The gardening world has been buzzing about small gardens. The current interest in this topic might reflect a trend toward small-scale properties or growing desire among gardeners to limit the time and energy they commit to gardening.
A small garden could be the entirety of a small property or an area within a large property. A large property might include several small gardens (sometimes called “rooms”) or one small garden plus undeveloped space, or something between those extremes.
In either case, the goal for small gardening should be quality gardening.
“We would do well to follow a common rule for our daily lives—do less, and do it better.” (Dale E. Turner)

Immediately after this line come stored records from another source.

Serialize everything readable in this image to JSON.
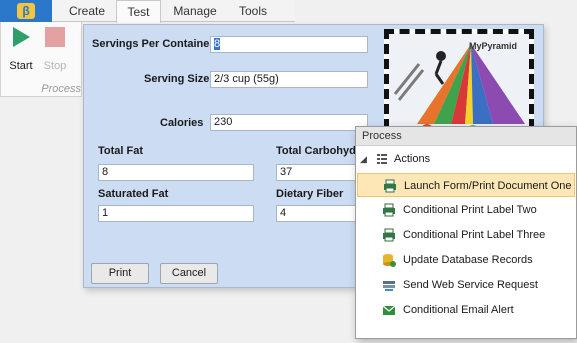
{
  "ribbon": {
    "tabs": [
      "Create",
      "Test",
      "Manage",
      "Tools"
    ],
    "active_tab": "Test",
    "start_label": "Start",
    "stop_label": "Stop",
    "group_label": "Process"
  },
  "form": {
    "servings_label": "Servings Per Container",
    "servings_value": "8",
    "serving_size_label": "Serving Size",
    "serving_size_value": "2/3 cup (55g)",
    "calories_label": "Calories",
    "calories_value": "230",
    "total_fat_label": "Total Fat",
    "total_fat_value": "8",
    "total_carb_label": "Total Carbohydr",
    "total_carb_value": "37",
    "sat_fat_label": "Saturated Fat",
    "sat_fat_value": "1",
    "fiber_label": "Dietary Fiber",
    "fiber_value": "4",
    "print_label": "Print",
    "cancel_label": "Cancel",
    "image_title": "MyPyramid"
  },
  "context_menu": {
    "header": "Process",
    "group_label": "Actions",
    "items": [
      {
        "label": "Launch Form/Print Document One",
        "icon": "printer-icon",
        "highlighted": true
      },
      {
        "label": "Conditional Print Label Two",
        "icon": "printer-icon"
      },
      {
        "label": "Conditional Print Label Three",
        "icon": "printer-icon"
      },
      {
        "label": "Update Database Records",
        "icon": "database-icon"
      },
      {
        "label": "Send Web Service Request",
        "icon": "web-service-icon"
      },
      {
        "label": "Conditional Email Alert",
        "icon": "email-icon"
      }
    ]
  },
  "colors": {
    "ribbon_accent": "#2b77c9",
    "form_background": "#cbdcf3",
    "start_green": "#2e9e6b",
    "stop_red": "#e3a1a1",
    "menu_highlight": "#fde7b6"
  }
}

When developing a small garden, all the usual criteria for plant selection and cultivation are applicable. Ensure that the soil is fertile, friable and well drained, and choose plants that are appropriate for the climate, sun exposure and prevailing winds of the garden.
In addition, three broad guidelines come to mind.

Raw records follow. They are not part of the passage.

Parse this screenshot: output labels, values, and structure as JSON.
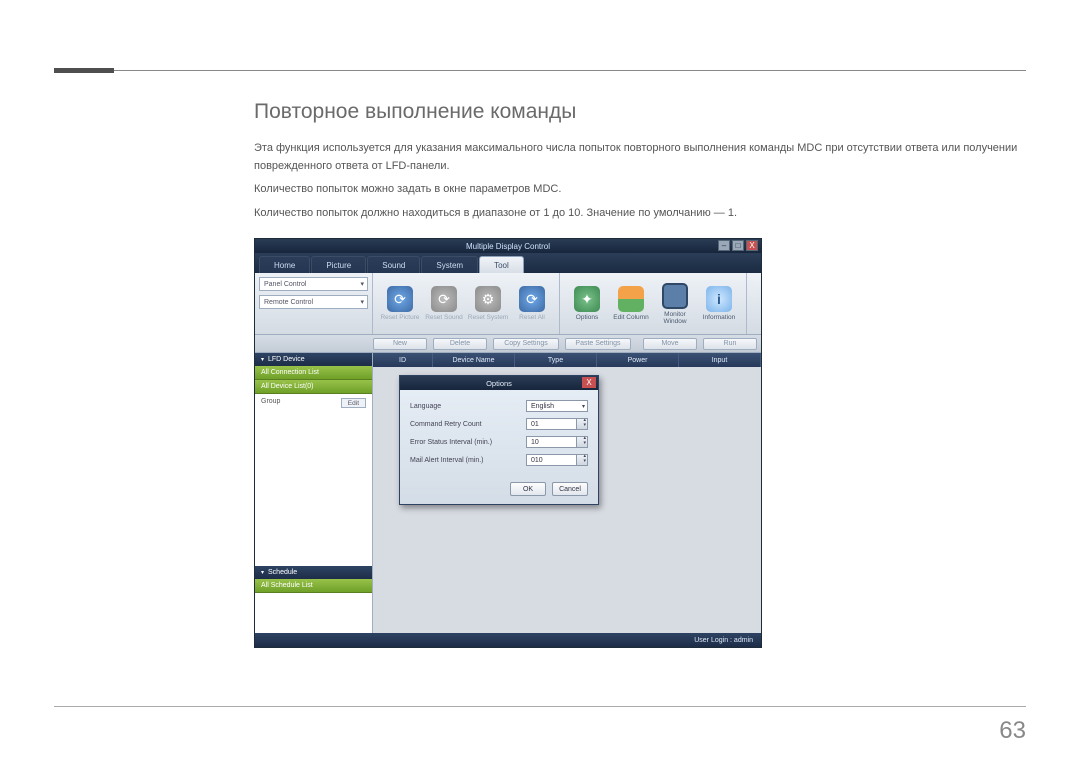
{
  "doc": {
    "section_title": "Повторное выполнение команды",
    "p1": "Эта функция используется для указания максимального числа попыток повторного выполнения команды MDC при отсутствии ответа или получении поврежденного ответа от LFD-панели.",
    "p2": "Количество попыток можно задать в окне параметров MDC.",
    "p3": "Количество попыток должно находиться в диапазоне от 1 до 10. Значение по умолчанию — 1.",
    "page_number": "63"
  },
  "app": {
    "window_title": "Multiple Display Control",
    "win_btns": {
      "min": "–",
      "max": "□",
      "close": "X"
    },
    "tabs": [
      "Home",
      "Picture",
      "Sound",
      "System",
      "Tool"
    ],
    "active_tab": "Tool",
    "ribbon_left": {
      "panel_control": "Panel Control",
      "remote_control": "Remote Control"
    },
    "ribbon_btns": {
      "reset_picture": "Reset Picture",
      "reset_sound": "Reset Sound",
      "reset_system": "Reset System",
      "reset_all": "Reset All",
      "options": "Options",
      "edit_column": "Edit Column",
      "monitor_window": "Monitor\nWindow",
      "information": "Information"
    },
    "action_btns": {
      "new": "New",
      "delete": "Delete",
      "copy_settings": "Copy Settings",
      "paste_settings": "Paste Settings",
      "move": "Move",
      "run": "Run"
    },
    "sidebar": {
      "lfd_head": "LFD Device",
      "all_conn": "All Connection List",
      "all_dev": "All Device List(0)",
      "group_label": "Group",
      "edit": "Edit",
      "schedule_head": "Schedule",
      "all_sched": "All Schedule List"
    },
    "columns": [
      "ID",
      "Device Name",
      "Type",
      "Power",
      "Input"
    ],
    "dialog": {
      "title": "Options",
      "close": "X",
      "rows": {
        "language": {
          "label": "Language",
          "value": "English"
        },
        "retry": {
          "label": "Command Retry Count",
          "value": "01"
        },
        "error_interval": {
          "label": "Error Status Interval (min.)",
          "value": "10"
        },
        "mail_interval": {
          "label": "Mail Alert Interval (min.)",
          "value": "010"
        }
      },
      "ok": "OK",
      "cancel": "Cancel"
    },
    "status": "User Login : admin"
  }
}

First, specify a theme beyond “small size.” The garden might focus on a genus (rose, iris, clematis, etc.), a category of plants (succulents, white blossoms, herbs), a plant community (California natives, African bulbs, aquatic plants) or any other theme of interest. A theme provides coherence to the garden and a rational approach to plant selection.

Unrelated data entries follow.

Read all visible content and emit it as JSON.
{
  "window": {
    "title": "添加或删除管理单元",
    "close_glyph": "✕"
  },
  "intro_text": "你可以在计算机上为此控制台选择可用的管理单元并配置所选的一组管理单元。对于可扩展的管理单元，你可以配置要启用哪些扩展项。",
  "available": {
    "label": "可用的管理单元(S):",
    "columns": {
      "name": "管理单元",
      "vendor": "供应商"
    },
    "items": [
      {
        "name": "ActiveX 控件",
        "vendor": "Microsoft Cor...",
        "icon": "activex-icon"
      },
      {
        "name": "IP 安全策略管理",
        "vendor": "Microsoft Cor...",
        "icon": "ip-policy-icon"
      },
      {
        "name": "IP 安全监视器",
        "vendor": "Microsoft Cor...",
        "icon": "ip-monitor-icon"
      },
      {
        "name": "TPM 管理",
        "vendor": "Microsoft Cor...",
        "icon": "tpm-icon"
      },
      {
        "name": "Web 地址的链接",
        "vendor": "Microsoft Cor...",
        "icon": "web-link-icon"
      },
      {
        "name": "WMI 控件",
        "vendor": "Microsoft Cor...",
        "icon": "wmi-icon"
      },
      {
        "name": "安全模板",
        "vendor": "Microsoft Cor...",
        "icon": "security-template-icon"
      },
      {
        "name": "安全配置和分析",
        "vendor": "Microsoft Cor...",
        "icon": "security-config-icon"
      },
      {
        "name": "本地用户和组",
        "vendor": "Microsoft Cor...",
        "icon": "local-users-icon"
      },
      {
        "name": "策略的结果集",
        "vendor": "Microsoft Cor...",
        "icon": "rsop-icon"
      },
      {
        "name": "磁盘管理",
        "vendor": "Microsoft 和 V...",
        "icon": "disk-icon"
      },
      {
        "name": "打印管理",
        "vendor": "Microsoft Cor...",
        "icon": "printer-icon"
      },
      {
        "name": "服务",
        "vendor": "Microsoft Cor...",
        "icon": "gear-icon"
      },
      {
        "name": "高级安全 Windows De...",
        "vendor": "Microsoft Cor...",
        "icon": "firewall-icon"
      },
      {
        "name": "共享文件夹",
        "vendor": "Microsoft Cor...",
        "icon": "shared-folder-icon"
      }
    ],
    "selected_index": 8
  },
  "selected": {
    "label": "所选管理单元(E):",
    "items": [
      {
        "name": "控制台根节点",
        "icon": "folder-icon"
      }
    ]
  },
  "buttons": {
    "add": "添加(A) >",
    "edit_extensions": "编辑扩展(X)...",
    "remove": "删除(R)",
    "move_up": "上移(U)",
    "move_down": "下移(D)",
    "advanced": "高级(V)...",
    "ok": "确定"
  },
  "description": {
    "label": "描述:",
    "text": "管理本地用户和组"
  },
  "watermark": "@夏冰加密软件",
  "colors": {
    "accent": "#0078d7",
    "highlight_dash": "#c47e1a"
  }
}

Second, provide a story line for visitors. The garden planner could guide a visitor’s attention by establishing a focal point: a well-placed, exceptional plant, a piece of garden art, or a water feature, etc. After that initial impression, the gardener or discrete signs might encourage a visitor to examine a series of specimen plants. A rose garden, for example, might showcase several hybrid teas or species roses for comparison.
Finally, plan the maintenance of the small garden for close inspection. No garden looks good when unkempt, but a neglected small garden can be particularly unsatisfying to both the gardener and the visitor. While fallen leaves, a forgotten watering hose and a few weeds can be tolerated in a large, sprawling garden, a small garden should be raked and pruned and tidied regularly. By virtue of being small, it should also be manageable.
The small garden is to a large garden as a sonnet is to free verse.